J. Bruce Llewellyn, entrepreneur
J. Bruce Llewellyn, 82, a prominent businessman and former chairman of the Philadelphia Coca-Cola Bottling Co., died of kidney failure Wednesday, April 7, at home in Manhattan.
J. Bruce Llewellyn, 82, a prominent businessman and former chairman of the Philadelphia Coca-Cola Bottling Co., died of kidney failure Wednesday, April 7, at home in Manhattan.
In 1985, Mr. Llewellyn and 76ers superstar Julius Erving became majority owners of Philadelphia Coca-Cola Bottling, acquiring it from Coca-Cola of New York and Coca-Cola U.S.A.
Mr. Llewellyn, who had made a fortune as owner of a New York supermarket chain, Fedco Foods, staked his reputation - and tens of millions of dollars - making the business a success. "I'm the guy who'll take the hit if it doesn't work," he later told an Inquirer reporter.
Initially, Mr. Llewellyn considered moving the plant out of the city. Instead, it stayed in North Philadelphia. A smaller plant was in Moorestown.
He invested $70 million on improvements to the plant and its truck fleet and supplied drivers with handheld computers. Under his leadership, minority employment increased from 11 percent to 22 percent and top management was racially integrated.
"I don't want anybody to be able to come in and say, 'I could have been this if I hadn't been black' or 'I could have been that if I hadn't been something else,' " he told the Philadelphia Daily News when he took over the company.
From 1985 until 2007, when Mr. Llewellyn sold the company back to Coca-Cola, annual sales grew from $100 million to $540 million. Philly Coke, as it was known, became the fourth-largest Coke bottler in the nation, distributing 31 million cases a year and employing 1,200. The plant also bottled carbonated water and other soft drinks.
While Mr. Llewellyn operated the plant, it consistently ranked among the nation's largest African American-owned businesses.
Though Mr. Llewellyn lived in Englewood Heights in North Jersey when he led Philly Coke, he was socially active in the city. In 2002, he and his wife, Shahara Ahmad-Llewellyn, were among the "influential" people asked by the Daily News for ideas to improve Philadelphia. They suggested a greater focus on its museums, like the National Constitution Center, along with reading and scholarship programs.
Mr. Llewellyn, whose parents were natives of Jamaica, was born in East Harlem, N.Y., and grew up in White Plains, N.Y. Former Secretary of State Colin L. Powell is a first cousin.

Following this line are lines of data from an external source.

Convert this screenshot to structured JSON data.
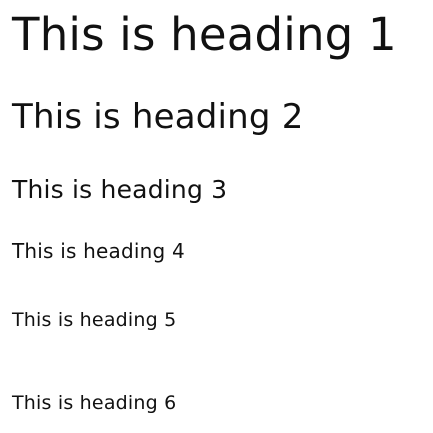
{
  "headings": [
    {
      "level": 1,
      "text": "This is heading 1"
    },
    {
      "level": 2,
      "text": "This is heading 2"
    },
    {
      "level": 3,
      "text": "This is heading 3"
    },
    {
      "level": 4,
      "text": "This is heading 4"
    },
    {
      "level": 5,
      "text": "This is heading 5"
    },
    {
      "level": 6,
      "text": "This is heading 6"
    }
  ],
  "colors": {
    "text": "#111111",
    "background": "#ffffff"
  }
}
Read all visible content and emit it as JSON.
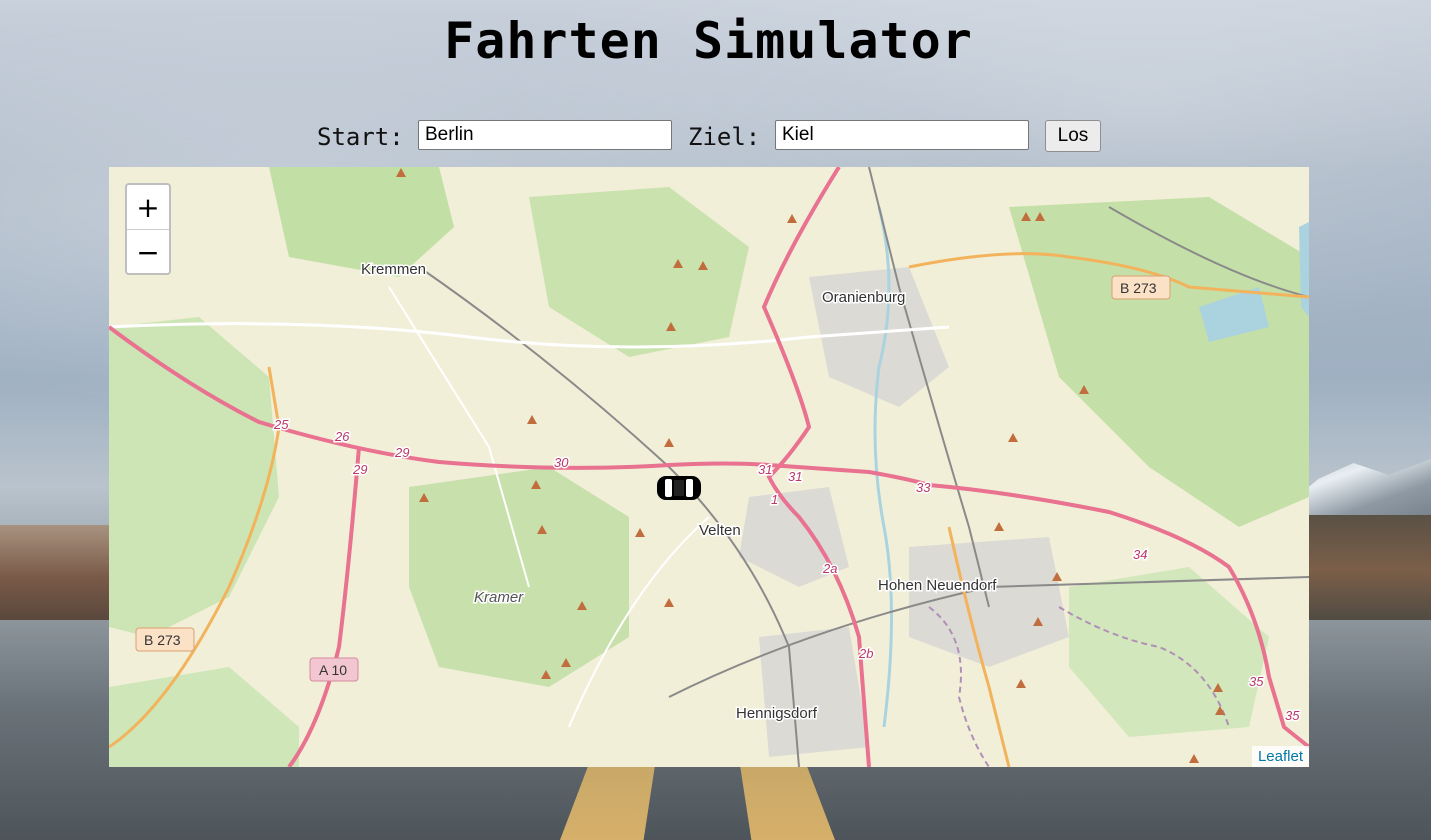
{
  "header": {
    "title": "Fahrten Simulator"
  },
  "form": {
    "start_label": "Start:",
    "start_value": "Berlin",
    "ziel_label": "Ziel:",
    "ziel_value": "Kiel",
    "submit_label": "Los"
  },
  "map": {
    "zoom_in": "+",
    "zoom_out": "−",
    "attribution": "Leaflet",
    "places": [
      "Kremmen",
      "Oranienburg",
      "Velten",
      "Hohen Neuendorf",
      "Hennigsdorf",
      "Kramer"
    ],
    "road_labels": [
      "B 273",
      "B 273",
      "A 10"
    ],
    "exit_numbers": [
      "25",
      "26",
      "29",
      "29",
      "30",
      "31",
      "31",
      "1",
      "33",
      "2a",
      "2b",
      "34",
      "35",
      "35"
    ]
  },
  "colors": {
    "motorway": "#e8728f",
    "primary": "#f2b35c",
    "forest": "#add19e",
    "water": "#aad3df"
  }
}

Mr. Llewellyn served in the Army and then earned a bachelor's degree from City College of New York and a law degree from New York Law School. He was an assistant district attorney in Manhattan and held government posts in New York and Washington before buying a chain of supermarkets in the Bronx, N.Y., in 1969.
Mr. Llewellyn also bought and sold television stations in San Diego and Buffalo. In 1989, he and a group of African American investors joined Comcast Corp. and Lenfest Communications to buy NYT Cable TV, which was renamed Garden State Cable Vision. The company, headquartered in Cherry Hill, was sold to Comcast in the mid-1990s.
"Bruce had a lot of integrity. He was very intelligent and made good business decisions," said H.F. "Gerry" Lenfest, former president of Lenfest Communications. "He was a warm and kind person, and we developed a close relationship."
Mr. Llewellyn was a founding member of 100 Black Men, a social and philanthropic organization that began in New York in 1963 and expanded throughout the United States.
In addition to his wife, he is survived by daughters Alexandra Clancy, Lisa, and Jaylaan; a sister; and a granddaughter.
Funeral information was not available.